Partnering with the Buffalo and Fort Erie Public Bridge Authority (PBA), Bureau staff initiated an air quality study in the vicinity of the Peace Bridge in August, 2012. Two monitoring sites, one upwind (Front Park) and the other downwind (Busti Ave), were established for the measurement of fine particulate matter, elemental sulfur, metals, and black carbon. A meteorological station was also installed at the Busti Ave site. A six-month monitoring effort was concluded prior to the construction of the Plaza to establish baseline levels. A second six-month campaign will be carried out after the construction is completed.

8.2.6 Hurricane Sandy Clean-up Activities Monitoring

In response to air quality concerns in Hurricane Sandy recovery areas (lower Hudson Valley, New York City and Long Island), BAQS Albany and Region 2 staff established supplemental monitoring sites for continuous monitoring for PM2.5 beginning in November, 2012. Initially EPA provided 3 MetOne EBAM nephelometers that were installed at Mill Basin, Rockaway Beach, and Gerritsen Beach. Subsequently three more sites were added using DEC continuous gravimetric PM2.5 monitors (TEOM) at Lower Manhatten, Rockaway PS 114, and Midland Beach. Except for the Midland Beach site in Staten Island, monitoring at all other sites has been suspended as recovery activities have concluded.

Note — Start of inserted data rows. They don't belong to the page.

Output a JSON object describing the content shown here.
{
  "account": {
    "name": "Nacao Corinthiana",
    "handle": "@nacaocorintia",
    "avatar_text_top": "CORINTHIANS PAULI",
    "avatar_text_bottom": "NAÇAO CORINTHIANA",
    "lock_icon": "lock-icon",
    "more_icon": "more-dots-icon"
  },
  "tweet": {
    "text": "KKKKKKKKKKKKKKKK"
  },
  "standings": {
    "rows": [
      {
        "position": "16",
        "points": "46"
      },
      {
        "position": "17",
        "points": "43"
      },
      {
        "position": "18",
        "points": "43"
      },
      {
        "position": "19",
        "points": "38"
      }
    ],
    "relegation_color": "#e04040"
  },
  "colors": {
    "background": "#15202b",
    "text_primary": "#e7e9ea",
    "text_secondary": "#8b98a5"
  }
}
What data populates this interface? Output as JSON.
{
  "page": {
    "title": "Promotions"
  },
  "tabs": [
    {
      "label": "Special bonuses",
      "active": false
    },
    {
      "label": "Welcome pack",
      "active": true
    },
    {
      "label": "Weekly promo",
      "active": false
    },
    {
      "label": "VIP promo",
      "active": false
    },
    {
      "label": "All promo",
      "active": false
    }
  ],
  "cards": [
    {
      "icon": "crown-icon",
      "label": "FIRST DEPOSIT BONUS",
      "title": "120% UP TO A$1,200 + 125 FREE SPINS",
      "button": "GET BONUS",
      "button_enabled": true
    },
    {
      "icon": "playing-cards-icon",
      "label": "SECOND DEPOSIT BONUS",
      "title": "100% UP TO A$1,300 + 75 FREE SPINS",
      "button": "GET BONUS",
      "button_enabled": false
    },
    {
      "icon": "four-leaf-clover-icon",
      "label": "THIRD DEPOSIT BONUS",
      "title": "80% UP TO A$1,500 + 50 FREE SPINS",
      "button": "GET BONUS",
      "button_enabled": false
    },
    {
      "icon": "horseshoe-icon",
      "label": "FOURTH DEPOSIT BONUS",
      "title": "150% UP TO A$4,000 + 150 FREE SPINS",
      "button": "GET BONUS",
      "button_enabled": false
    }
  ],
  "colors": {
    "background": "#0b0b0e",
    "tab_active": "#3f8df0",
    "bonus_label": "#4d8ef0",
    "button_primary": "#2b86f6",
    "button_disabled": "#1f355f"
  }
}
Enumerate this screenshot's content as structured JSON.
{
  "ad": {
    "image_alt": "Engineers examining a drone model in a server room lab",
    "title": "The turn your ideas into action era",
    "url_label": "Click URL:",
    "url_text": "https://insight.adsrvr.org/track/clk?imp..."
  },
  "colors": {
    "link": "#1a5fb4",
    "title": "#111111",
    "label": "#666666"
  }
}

8.3 Proposed Changes at Existing Sites

As part of the new requirements specified in the revised Monitoring Regulations Parts 53 and 58, a network assessment was performed to determine "if the network meets the monitoring objectives defined in appendix D to this part, whether new sites are needed, whether existing sites are no longer needed and can be terminated, and whether new technologies are appropriate for incorporation into the ambient air monitoring network." As a result of this exercise, NYSDEC is proposing the following modifications to the existing network.

8.3.1 PS 19

Discontinue redundant PM10 monitoring as there is already a monitor at the Division Street site. In January, 2013 DEC submitted to EPA requesting that clean data finding for New York County for the 1987 PM10 NAAQS be made. Data have demonstrated that New York County was in attainment of the PM10 NAAQS when EPA designated it as nonattainment in 1994, and has never had an exceedance of the NAAQS since being so designated.